From 2014 to 2017, the incarceration rate within Pitt County, N.C. (331.3 per 100,000 population) was higher than the incarceration rate in the state of North Carolina (276.7) and region (232.6). 

When Paula Dance was elected sheriff of Pitt County in 2018, one of her goals was to reduce recidivism, provide education and provide treatment for individuals. Dance is Pitt County’s first African American sheriff and the state’s first female African American sheriff.

Programs launch in 2019

She launched several programs in July 2019 to meet her goals: Medication Assisted Treatment (MAT) within the Sheriff's Heroin Addiction Recovery Program (SHARP), and the Women's Empowerment and Recovery Program (WEAR) within the Pitt County Detention Center. 

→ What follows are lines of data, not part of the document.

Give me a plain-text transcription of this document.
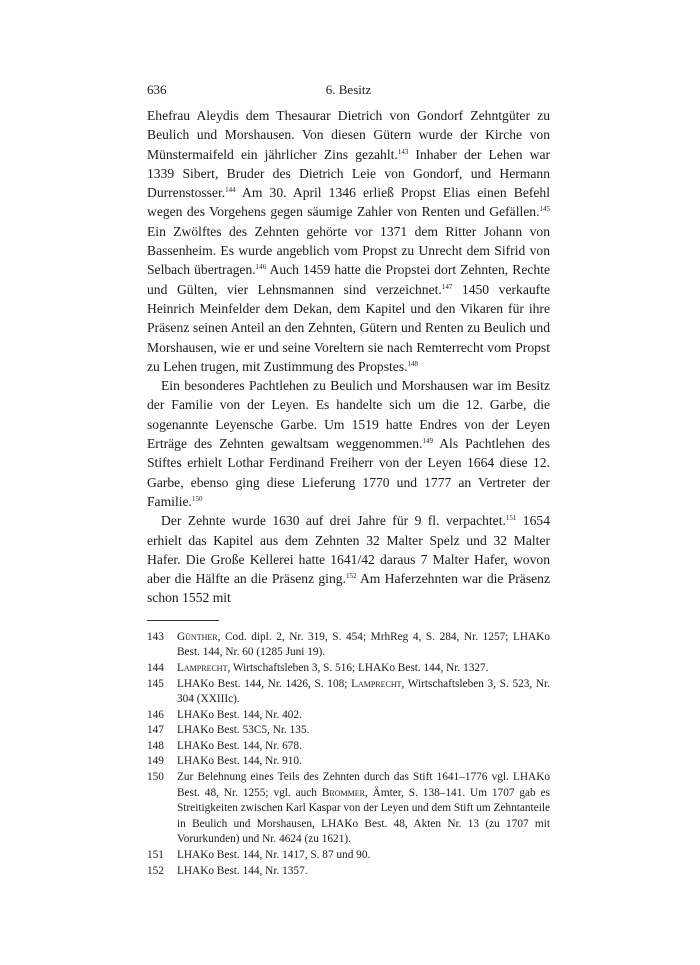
636	6. Besitz

Ehefrau Aleydis dem Thesaurar Dietrich von Gondorf Zehntgüter zu Beulich und Morshausen. Von diesen Gütern wurde der Kirche von Münstermaifeld ein jährlicher Zins gezahlt.$^{143}$ Inhaber der Lehen war 1339 Sibert, Bruder des Dietrich Leie von Gondorf, und Hermann Durrenstosser.$^{144}$ Am 30. April 1346 erließ Propst Elias einen Befehl wegen des Vorgehens gegen säumige Zahler von Renten und Gefällen.$^{145}$ Ein Zwölftes des Zehnten gehörte vor 1371 dem Ritter Johann von Bassenheim. Es wurde angeblich vom Propst zu Unrecht dem Sifrid von Selbach übertragen.$^{146}$ Auch 1459 hatte die Propstei dort Zehnten, Rechte und Gülten, vier Lehnsmannen sind verzeichnet.$^{147}$ 1450 verkaufte Heinrich Meinfelder dem Dekan, dem Kapitel und den Vikaren für ihre Präsenz seinen Anteil an den Zehnten, Gütern und Renten zu Beulich und Morshausen, wie er und seine Voreltern sie nach Remterrecht vom Propst zu Lehen trugen, mit Zustimmung des Propstes.$^{148}$

Ein besonderes Pachtlehen zu Beulich und Morshausen war im Besitz der Familie von der Leyen. Es handelte sich um die 12. Garbe, die sogenannte Leyensche Garbe. Um 1519 hatte Endres von der Leyen Erträge des Zehnten gewaltsam weggenommen.$^{149}$ Als Pachtlehen des Stiftes erhielt Lothar Ferdinand Freiherr von der Leyen 1664 diese 12. Garbe, ebenso ging diese Lieferung 1770 und 1777 an Vertreter der Familie.$^{150}$

Der Zehnte wurde 1630 auf drei Jahre für 9 fl. verpachtet.$^{151}$ 1654 erhielt das Kapitel aus dem Zehnten 32 Malter Spelz und 32 Malter Hafer. Die Große Kellerei hatte 1641/42 daraus 7 Malter Hafer, wovon aber die Hälfte an die Präsenz ging.$^{152}$ Am Haferzehnten war die Präsenz schon 1552 mit

143	Günther, Cod. dipl. 2, Nr. 319, S. 454; MrhReg 4, S. 284, Nr. 1257; LHAKo Best. 144, Nr. 60 (1285 Juni 19).
144	Lamprecht, Wirtschaftsleben 3, S. 516; LHAKo Best. 144, Nr. 1327.
145	LHAKo Best. 144, Nr. 1426, S. 108; Lamprecht, Wirtschaftsleben 3, S. 523, Nr. 304 (XXIIIc).
146	LHAKo Best. 144, Nr. 402.
147	LHAKo Best. 53C5, Nr. 135.
148	LHAKo Best. 144, Nr. 678.
149	LHAKo Best. 144, Nr. 910.
150	Zur Belehnung eines Teils des Zehnten durch das Stift 1641–1776 vgl. LHAKo Best. 48, Nr. 1255; vgl. auch Brommer, Ämter, S. 138–141. Um 1707 gab es Streitigkeiten zwischen Karl Kaspar von der Leyen und dem Stift um Zehntanteile in Beulich und Morshausen, LHAKo Best. 48, Akten Nr. 13 (zu 1707 mit Vorurkunden) und Nr. 4624 (zu 1621).
151	LHAKo Best. 144, Nr. 1417, S. 87 und 90.
152	LHAKo Best. 144, Nr. 1357.
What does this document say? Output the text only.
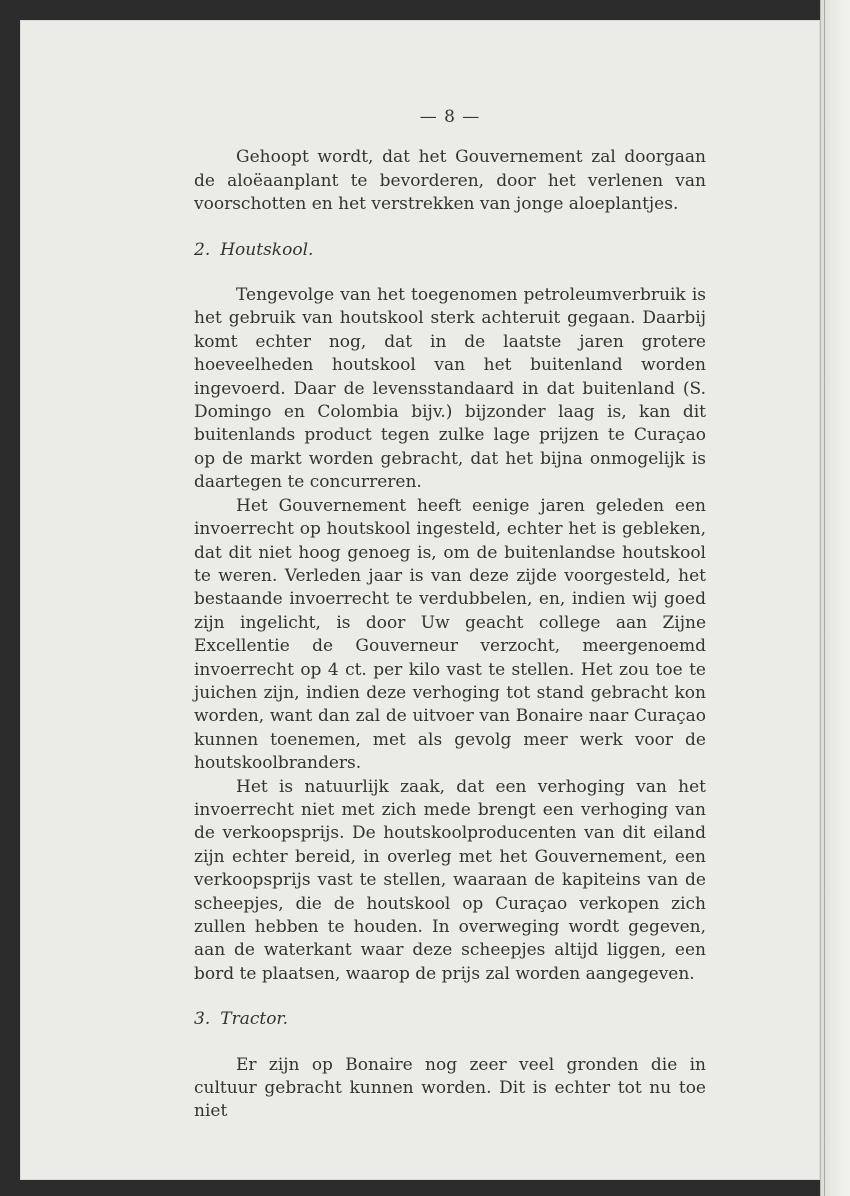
— 8 —

Gehoopt wordt, dat het Gouvernement zal doorgaan de aloëaanplant te bevorderen, door het verlenen van voorschotten en het verstrekken van jonge aloeplantjes.

2. Houtskool.

Tengevolge van het toegenomen petroleumverbruik is het gebruik van houtskool sterk achteruit gegaan. Daarbij komt echter nog, dat in de laatste jaren grotere hoeveelheden houtskool van het buitenland worden ingevoerd. Daar de levensstandaard in dat buitenland (S. Domingo en Colombia bijv.) bijzonder laag is, kan dit buitenlands product tegen zulke lage prijzen te Curaçao op de markt worden gebracht, dat het bijna onmogelijk is daartegen te concurreren.

Het Gouvernement heeft eenige jaren geleden een invoerrecht op houtskool ingesteld, echter het is gebleken, dat dit niet hoog genoeg is, om de buitenlandse houtskool te weren. Verleden jaar is van deze zijde voorgesteld, het bestaande invoerrecht te verdubbelen, en, indien wij goed zijn ingelicht, is door Uw geacht college aan Zijne Excellentie de Gouverneur verzocht, meergenoemd invoerrecht op 4 ct. per kilo vast te stellen. Het zou toe te juichen zijn, indien deze verhoging tot stand gebracht kon worden, want dan zal de uitvoer van Bonaire naar Curaçao kunnen toenemen, met als gevolg meer werk voor de houtskoolbranders.

Het is natuurlijk zaak, dat een verhoging van het invoerrecht niet met zich mede brengt een verhoging van de verkoopsprijs. De houtskoolproducenten van dit eiland zijn echter bereid, in overleg met het Gouvernement, een verkoopsprijs vast te stellen, waaraan de kapiteins van de scheepjes, die de houtskool op Curaçao verkopen zich zullen hebben te houden. In overweging wordt gegeven, aan de waterkant waar deze scheepjes altijd liggen, een bord te plaatsen, waarop de prijs zal worden aangegeven.

3. Tractor.

Er zijn op Bonaire nog zeer veel gronden die in cultuur gebracht kunnen worden. Dit is echter tot nu toe niet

The focus of the SHARP program is mental health, substance use and co-occurring disorder. The program offers tools for long-term recovery and parenting classes. The SHARP initiative allows licensed therapists, counselors and peer support specialists to work with selected individuals who acknowledge their need for assistance in ending their substance use cycle. These individuals are also eligible for Medicated Assisted Treatment (MAT).

WEAR is designed to educate and empower women, focusing on trauma using evidence-based techniques.

The WEAR program is designed to empower incarcerated women by promoting positive thoughts and behaviors, as well as addressing substance use issues. WEAR offers treatment for substance use disorders, life skills training, education and positive thinking reinforcement. 

WEAR also utilizes licensed therapists, counselors, and peer support specialists to assist participants in recovery and general life-skills necessary to improve their lives upon release from the criminal justice system. WEAR participants may also be eligible for Medicated Assisted Treatment (MAT).

Bridging gaps between citizens, community, law enforcement

The first of their kind in North Carolina, the programs address and eliminate barriers for individuals struggling with alcohol use and substance use disorders. It also aids in bridging the gap between citizens, community resources and law enforcement. 

The programs include help from a social worker, Kiera Clemmons, who works at the Pitt County, N.C. detention center.

Clemmons’ role is to communicate with an on-site psychiatrist, perform diagnoses and direct services as well as work as a liaison between the detention center and community support services.

The number of referrals since implementing the program, according to Clemmons, who talked about the program at NACo’s Annual Conference in Adams County, Colo., were 427 for the SHARP program, 130 for the WEAR program and 337 for the Medical Assisted Treatment (MAT) program.

Community partnerships crucial to success

The programs get help from outside partners, including Pitt Community College, CareNet Counseling, East Carolina University, Narcotics Anonymous, Alcoholics Anonymous and the Greenville Art Museum.

Since the implementation of the programs, many participants have obtained the necessary coping skills, community resources, and ongoing treatment necessary to sustain long-term recovery.

To keep the program going, the county relies on grant funding, eventual county funding, continued services provided by stakeholders, sound partnerships and eliminating barriers and bridging the gaps.

Dance is committed to offering effective solutions, a seamless community reentry and referrals within an aftercare partnership for those struggling with addiction. A message on the detention center website notes that: “The process of recovery can begin at the moment of incarceration but should not have to stop the day an inmate walks out the door of the Detention Center, into the same temptations.”


Pitt County is a recipient of the Comprehensive Opioid, Stimulant and Substance Abuse Program (COSSAP) grant from the U.S. Department of Justice. COSSAP grants provide counties financial and technical assistance to support individuals and families facing substance use disorders.


Justice-involved individuals often don’t have the resources to integrate into the community after leaving jail and revert to their old ways.


Hire a social worker to work at the jail who can give them the tools they need to succeed.